Looking at your type/formats I would guess it's because string/string should be string/text. Let me know if that doesn't fix it for you.

zachmullen commented 8 years ago

Indeed. There is also an actual bug here that we should fix, which is that the exception that we propagate in this case is pretty unhelpful. We should catch it and raise one of our own that contains information about the spec that caused the breakage, most importantly the source and dest types and formats, and the id of the input or output.

danlamanna commented 8 years ago

The functions that determine how to go from one format to another have no idea what piece of data they're dealing with, and I would prefer that if possible.

I initially implemented it a bit differently, which was to remove this try/except. In this case it would have just thrown an Exception stating No such validator string/string. Does this work for you?

jeffbaumes commented 8 years ago

I agree that No such validator string/string is the correct error in this case so we should do that (and add a test for it). We should also implement and test that two valid formats with no path produces No path from a/b to a/c instead of NetworkXNoPath.

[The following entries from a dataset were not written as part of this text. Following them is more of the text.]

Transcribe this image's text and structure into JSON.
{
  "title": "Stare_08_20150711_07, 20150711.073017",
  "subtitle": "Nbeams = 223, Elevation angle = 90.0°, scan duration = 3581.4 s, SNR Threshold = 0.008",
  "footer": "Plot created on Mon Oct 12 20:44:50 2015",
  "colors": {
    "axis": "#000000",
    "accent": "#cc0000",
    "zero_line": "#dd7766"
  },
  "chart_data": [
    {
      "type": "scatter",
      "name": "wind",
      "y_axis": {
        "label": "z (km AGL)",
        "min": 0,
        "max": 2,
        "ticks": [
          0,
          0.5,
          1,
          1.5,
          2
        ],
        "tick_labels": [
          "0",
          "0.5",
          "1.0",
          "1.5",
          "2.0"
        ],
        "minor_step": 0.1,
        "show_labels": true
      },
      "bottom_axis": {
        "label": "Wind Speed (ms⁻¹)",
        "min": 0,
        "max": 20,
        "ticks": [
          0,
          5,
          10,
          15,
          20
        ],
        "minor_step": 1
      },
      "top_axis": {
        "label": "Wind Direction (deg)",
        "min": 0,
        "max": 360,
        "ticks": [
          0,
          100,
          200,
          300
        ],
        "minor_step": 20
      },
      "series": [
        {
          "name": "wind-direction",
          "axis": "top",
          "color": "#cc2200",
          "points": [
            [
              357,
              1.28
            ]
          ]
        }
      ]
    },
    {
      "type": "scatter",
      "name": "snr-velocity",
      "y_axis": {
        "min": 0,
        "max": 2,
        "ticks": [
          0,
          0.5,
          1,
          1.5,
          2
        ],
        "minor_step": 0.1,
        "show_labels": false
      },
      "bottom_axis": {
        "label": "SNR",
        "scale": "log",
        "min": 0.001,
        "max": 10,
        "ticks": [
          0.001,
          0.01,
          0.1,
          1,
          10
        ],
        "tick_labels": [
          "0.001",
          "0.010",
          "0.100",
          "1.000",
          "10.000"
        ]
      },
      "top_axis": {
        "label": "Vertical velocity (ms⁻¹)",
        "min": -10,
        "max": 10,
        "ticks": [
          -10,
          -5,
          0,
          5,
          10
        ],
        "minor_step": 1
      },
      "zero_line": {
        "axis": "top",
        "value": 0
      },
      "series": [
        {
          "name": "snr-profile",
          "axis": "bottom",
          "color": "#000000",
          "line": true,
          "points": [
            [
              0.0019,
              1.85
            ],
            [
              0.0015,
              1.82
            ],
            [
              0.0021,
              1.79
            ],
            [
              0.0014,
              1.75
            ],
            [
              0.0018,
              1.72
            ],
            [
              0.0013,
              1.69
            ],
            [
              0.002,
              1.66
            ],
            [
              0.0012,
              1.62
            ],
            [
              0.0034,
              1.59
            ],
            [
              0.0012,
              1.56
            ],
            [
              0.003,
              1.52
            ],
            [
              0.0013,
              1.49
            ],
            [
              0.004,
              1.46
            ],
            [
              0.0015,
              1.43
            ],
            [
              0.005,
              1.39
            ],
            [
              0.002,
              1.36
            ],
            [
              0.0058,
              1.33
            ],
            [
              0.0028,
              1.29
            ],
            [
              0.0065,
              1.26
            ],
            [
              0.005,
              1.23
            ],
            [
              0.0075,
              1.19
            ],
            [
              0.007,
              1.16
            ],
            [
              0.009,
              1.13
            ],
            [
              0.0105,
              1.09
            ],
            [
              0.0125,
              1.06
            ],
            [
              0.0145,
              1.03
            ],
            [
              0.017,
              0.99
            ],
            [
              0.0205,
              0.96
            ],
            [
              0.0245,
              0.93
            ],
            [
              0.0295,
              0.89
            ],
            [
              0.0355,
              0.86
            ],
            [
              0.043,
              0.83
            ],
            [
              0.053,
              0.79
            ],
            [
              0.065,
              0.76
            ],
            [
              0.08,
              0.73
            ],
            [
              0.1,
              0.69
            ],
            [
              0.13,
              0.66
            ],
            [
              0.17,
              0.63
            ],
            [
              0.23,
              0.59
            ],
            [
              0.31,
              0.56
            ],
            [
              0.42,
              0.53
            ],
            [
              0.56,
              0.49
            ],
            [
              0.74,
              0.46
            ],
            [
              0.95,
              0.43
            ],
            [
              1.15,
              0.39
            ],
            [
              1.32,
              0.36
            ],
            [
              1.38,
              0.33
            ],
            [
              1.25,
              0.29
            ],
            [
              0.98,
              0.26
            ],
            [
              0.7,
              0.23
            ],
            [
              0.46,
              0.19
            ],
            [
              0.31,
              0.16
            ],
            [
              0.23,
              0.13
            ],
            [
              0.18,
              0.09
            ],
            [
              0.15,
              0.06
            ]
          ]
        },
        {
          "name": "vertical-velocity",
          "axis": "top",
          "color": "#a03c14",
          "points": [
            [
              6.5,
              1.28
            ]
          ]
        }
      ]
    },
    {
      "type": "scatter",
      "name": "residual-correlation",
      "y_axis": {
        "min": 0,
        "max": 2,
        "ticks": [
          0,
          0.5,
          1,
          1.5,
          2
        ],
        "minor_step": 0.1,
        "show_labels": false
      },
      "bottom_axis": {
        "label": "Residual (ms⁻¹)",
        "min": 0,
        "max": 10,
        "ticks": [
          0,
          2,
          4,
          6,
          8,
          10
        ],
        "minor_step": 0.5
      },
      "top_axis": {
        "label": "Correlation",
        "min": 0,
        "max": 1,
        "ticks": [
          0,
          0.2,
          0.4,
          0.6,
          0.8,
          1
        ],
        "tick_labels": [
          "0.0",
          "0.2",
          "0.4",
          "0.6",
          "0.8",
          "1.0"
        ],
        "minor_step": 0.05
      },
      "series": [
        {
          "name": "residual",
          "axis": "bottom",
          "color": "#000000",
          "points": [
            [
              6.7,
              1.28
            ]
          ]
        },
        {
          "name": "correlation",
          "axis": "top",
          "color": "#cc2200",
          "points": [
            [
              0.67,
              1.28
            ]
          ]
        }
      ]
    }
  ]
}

cdeepakroy commented 8 years ago

No such validator string/string is a good start. But as zach said it would be nice to know the id of the input/output which is causing this error. If there is no way of knowing the ID in the converter_path then, maybe raise something like No such validator string/string there and catch it somewhere else where the ID can be obtained and raise another exception there and give the ID.

zachmullen commented 8 years ago

My suggestion would be to wrap this logic in a try/except block and then raise something containing the types & formats as well as the ID. Within this block we should change it to two different try/excepts, one for the source tuple and one for the dest tuple, and if we raise an exception from that it should include the information from the offending tuple. Does that make sense?

cdeepakroy commented 8 years ago

+1 for what zach suggests

cdeepakroy commented 8 years ago

Also, can we use 'string' instead of 'text' for non-json format of string?

All other simple types seem to be like that except this.